The Advantages of an S Corporation

On October 31, 2009, in S-Corporations, by Entity Wiz

One of the main reasons that people choose to form a corporation versus any other type of business structure is because the corporations provide the business with tax savings. Despite the double taxation that you hear about with corporations you can still benefit from tax savings, but how much you benefit is going to depend on whether you form a c corporation or an s corporation. The S corporation advantages far outweigh the c corporation advantages when it comes to taxation.

One advantage that S corporations have over c corporations is that they avoid the double taxation. The double taxation only affects c corporations because they are taxed at both the corporate and individual level. With c corporations the profits of the corporation are taxed and the shareholders are taxed on any money that they withdraw from the corporation, including salaries, bonuses, and dividends. The S Corporation is taxed more like a general partnership because the S corporation allows pass through taxation. With this kind of taxation the S corporation, it does not pay any income tax, only the shareholders pay income taxes on their share of the profits.

The S Corporation advantages are not strictly tax advantages. With an S corporation, you also get the advantages of having limited liability. Within a partnership, both you and your partner are jointly responsible for any business debts and liabilities that are incurred for the partnership.
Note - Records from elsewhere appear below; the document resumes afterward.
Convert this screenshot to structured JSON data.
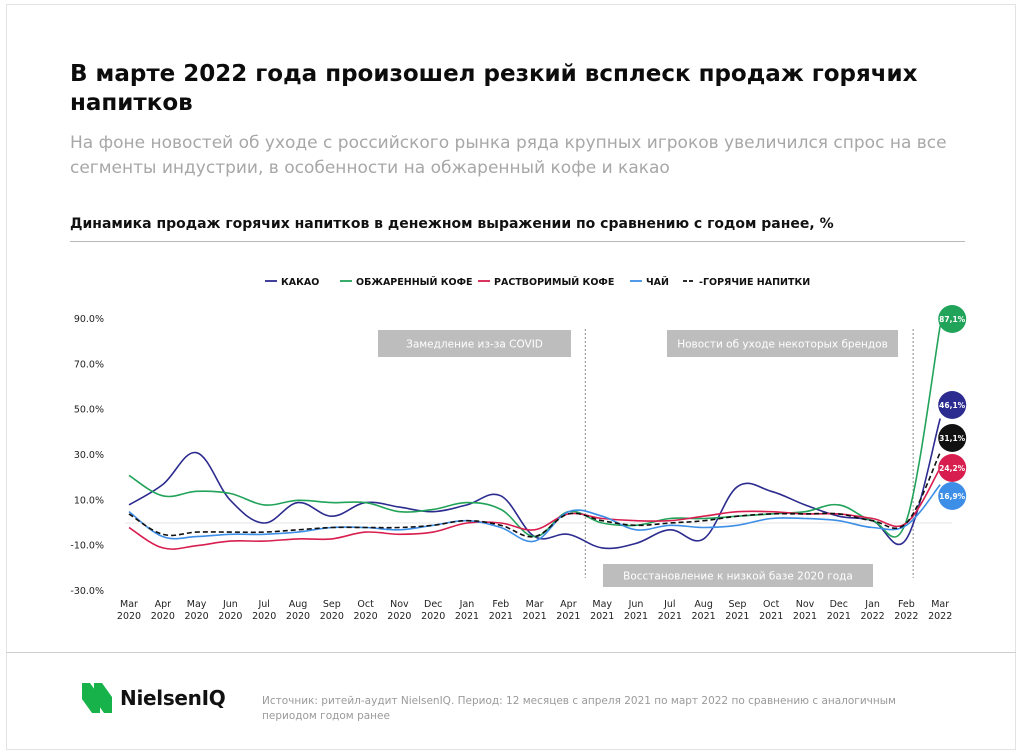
{
  "title": "В марте 2022 года произошел резкий всплеск продаж горячих напитков",
  "subtitle": "На фоне новостей об уходе с российского рынка ряда крупных игроков увеличился спрос на все сегменты индустрии, в особенности на обжаренный кофе и какао",
  "chart_heading": "Динамика продаж горячих напитков в денежном выражении по сравнению с годом ранее, %",
  "footer": {
    "logo_text": "NielsenIQ",
    "source": "Источник: ритейл-аудит NielsenIQ. Период: 12 месяцев с апреля 2021 по март 2022 по сравнению с аналогичным периодом годом ранее"
  },
  "colors": {
    "cocoa": "#2c2b8f",
    "roasted_coffee": "#22a35a",
    "instant_coffee": "#d81e4f",
    "tea": "#3d8ee6",
    "hot_drinks": "#111111",
    "annotation_box": "#bdbdbd",
    "logo_green": "#18b24b"
  },
  "chart_data": {
    "type": "line",
    "categories": [
      [
        "Mar",
        "2020"
      ],
      [
        "Apr",
        "2020"
      ],
      [
        "May",
        "2020"
      ],
      [
        "Jun",
        "2020"
      ],
      [
        "Jul",
        "2020"
      ],
      [
        "Aug",
        "2020"
      ],
      [
        "Sep",
        "2020"
      ],
      [
        "Oct",
        "2020"
      ],
      [
        "Nov",
        "2020"
      ],
      [
        "Dec",
        "2020"
      ],
      [
        "Jan",
        "2021"
      ],
      [
        "Feb",
        "2021"
      ],
      [
        "Mar",
        "2021"
      ],
      [
        "Apr",
        "2021"
      ],
      [
        "May",
        "2021"
      ],
      [
        "Jun",
        "2021"
      ],
      [
        "Jul",
        "2021"
      ],
      [
        "Aug",
        "2021"
      ],
      [
        "Sep",
        "2021"
      ],
      [
        "Oct",
        "2021"
      ],
      [
        "Nov",
        "2021"
      ],
      [
        "Dec",
        "2021"
      ],
      [
        "Jan",
        "2022"
      ],
      [
        "Feb",
        "2022"
      ],
      [
        "Mar",
        "2022"
      ]
    ],
    "y_ticks": [
      "90.0%",
      "70.0%",
      "50.0%",
      "30.0%",
      "10.0%",
      "-10.0%",
      "-30.0%"
    ],
    "ylim": [
      -30,
      90
    ],
    "legend_position": "top",
    "series": [
      {
        "key": "cocoa",
        "name": "КАКАО",
        "color": "#2c2b8f",
        "dash": false,
        "values": [
          8,
          17,
          31,
          10,
          0,
          9,
          3,
          9,
          7,
          5,
          8,
          12,
          -6,
          -5,
          -11,
          -9,
          -3,
          -7,
          16,
          14,
          8,
          3,
          1,
          -7,
          46.1
        ],
        "end_label": "46,1%"
      },
      {
        "key": "roasted_coffee",
        "name": "ОБЖАРЕННЫЙ КОФЕ",
        "color": "#22a35a",
        "dash": false,
        "values": [
          21,
          12,
          14,
          13,
          8,
          10,
          9,
          9,
          5,
          6,
          9,
          6,
          -6,
          5,
          0,
          -1,
          2,
          2,
          3,
          4,
          5,
          8,
          1,
          1,
          87.1
        ],
        "end_label": "87,1%"
      },
      {
        "key": "instant_coffee",
        "name": "РАСТВОРИМЫЙ КОФЕ",
        "color": "#d81e4f",
        "dash": false,
        "values": [
          -2,
          -11,
          -10,
          -8,
          -8,
          -7,
          -7,
          -4,
          -5,
          -4,
          0,
          0,
          -3,
          4,
          2,
          1,
          1,
          3,
          5,
          5,
          4,
          4,
          2,
          0,
          24.2
        ],
        "end_label": "24,2%"
      },
      {
        "key": "tea",
        "name": "ЧАЙ",
        "color": "#3d8ee6",
        "dash": false,
        "values": [
          5,
          -6,
          -6,
          -5,
          -5,
          -4,
          -2,
          -2,
          -3,
          -1,
          1,
          -2,
          -8,
          5,
          3,
          -3,
          -1,
          -2,
          -1,
          2,
          2,
          1,
          -2,
          -1,
          16.9
        ],
        "end_label": "16,9%"
      },
      {
        "key": "hot_drinks",
        "name": "-ГОРЯЧИЕ НАПИТКИ",
        "color": "#111111",
        "dash": true,
        "values": [
          4,
          -5,
          -4,
          -4,
          -4,
          -3,
          -2,
          -2,
          -2,
          -1,
          1,
          -1,
          -6,
          4,
          1,
          -1,
          0,
          1,
          3,
          4,
          4,
          4,
          1,
          0,
          31.1
        ],
        "end_label": "31,1%"
      }
    ],
    "annotations": [
      {
        "text": "Замедление из-за COVID"
      },
      {
        "text": "Новости об уходе некоторых брендов"
      },
      {
        "text": "Восстановление к низкой базе 2020 года"
      }
    ]
  }
}
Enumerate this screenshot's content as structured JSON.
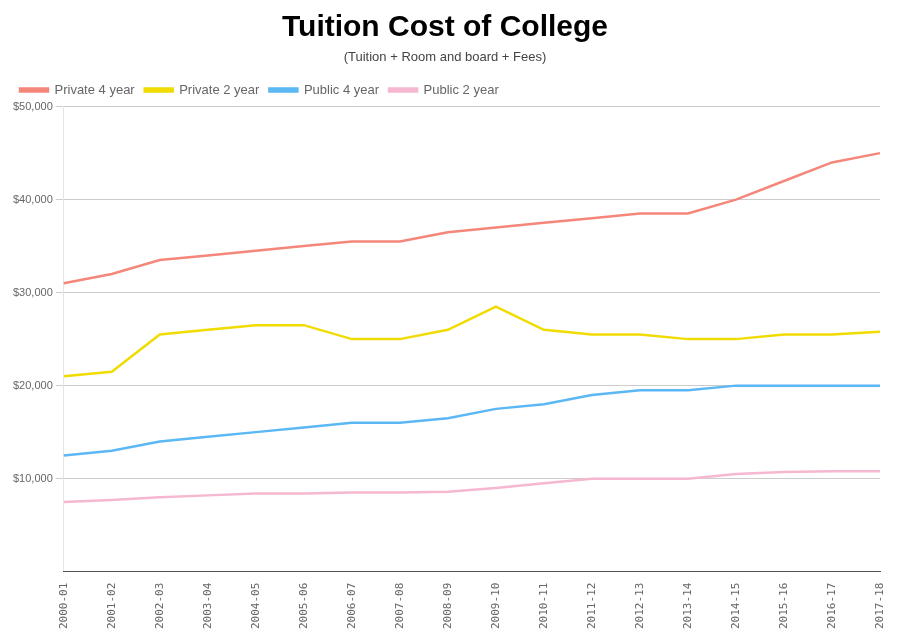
{
  "chart_data": {
    "type": "line",
    "title": "Tuition Cost of College",
    "subtitle": "(Tuition + Room and board + Fees)",
    "categories": [
      "2000-01",
      "2001-02",
      "2002-03",
      "2003-04",
      "2004-05",
      "2005-06",
      "2006-07",
      "2007-08",
      "2008-09",
      "2009-10",
      "2010-11",
      "2011-12",
      "2012-13",
      "2013-14",
      "2014-15",
      "2015-16",
      "2016-17",
      "2017-18"
    ],
    "series": [
      {
        "name": "Private 4 year",
        "color": "#F4877A",
        "values": [
          31000,
          32000,
          33500,
          34000,
          34500,
          35000,
          35500,
          35500,
          36500,
          37000,
          37500,
          38000,
          38500,
          38500,
          40000,
          42000,
          44000,
          45000
        ]
      },
      {
        "name": "Private 2 year",
        "color": "#F0DC00",
        "values": [
          21000,
          21500,
          25500,
          26000,
          26500,
          26500,
          25000,
          25000,
          26000,
          28500,
          26000,
          25500,
          25500,
          25000,
          25000,
          25500,
          25500,
          25800
        ]
      },
      {
        "name": "Public 4 year",
        "color": "#5BB8F5",
        "values": [
          12500,
          13000,
          14000,
          14500,
          15000,
          15500,
          16000,
          16000,
          16500,
          17500,
          18000,
          19000,
          19500,
          19500,
          20000,
          20000,
          20000,
          20000
        ]
      },
      {
        "name": "Public 2 year",
        "color": "#F5B8D0",
        "values": [
          7500,
          7700,
          8000,
          8200,
          8400,
          8400,
          8500,
          8500,
          8600,
          9000,
          9500,
          10000,
          10000,
          10000,
          10500,
          10700,
          10800,
          10800
        ]
      }
    ],
    "ylim": [
      0,
      50000
    ],
    "yticks": [
      {
        "value": 10000,
        "label": "$10,000"
      },
      {
        "value": 20000,
        "label": "$20,000"
      },
      {
        "value": 30000,
        "label": "$30,000"
      },
      {
        "value": 40000,
        "label": "$40,000"
      },
      {
        "value": 50000,
        "label": "$50,000"
      }
    ],
    "grid": true,
    "legend": "upper left"
  }
}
When forming an S corporation you are under a corporate veil, which means that your [personal assets are protected, you cannot be personally sued for any business debts and liabilities, unless a personal guarantee was signed.

General partnerships require you to have a partnership agreement and limited liability companies are required to have an operating agreement, but with the S corporation, either of them is required. With an S corporation, you will need to have your articles of incorporation or the certificate of incorporation on file. The certificate of incorporation is what dictates the rules that your corporation is going to follow; it also lists the board of directors, the number of shareholders, whether or not you will issue stock, and anything else that has to do with the running of your corporation.

Getting to issue stock is another advantage that an S Corporation has over partnerships, sole proprietorships, and limited liability companies. By being able to issue stock your business will be able to attract outside investors, which can increase your corporation’s working capital. Other forms of business cannot issue stock so they have a harder time attracting investors. The only disadvantage to the S corporation when it comes to issuing stock is that an S corporation can only have a maximum of 75 shareholders, so the amount of stock that can be issued is limited.

When comparing an S Corporation to other types of businesses something else that you will notice is that an S Corporation has the advantage of always being in existence. With partnerships and limited liability companies if own of the members decides to retire or dies the business no longer exists. With a corporation no matter what happens to the shareholders, even if they sell their shares of stock, the corporation will continue to do business. A corporation can only stop doing business by being formally dissolved through the courts.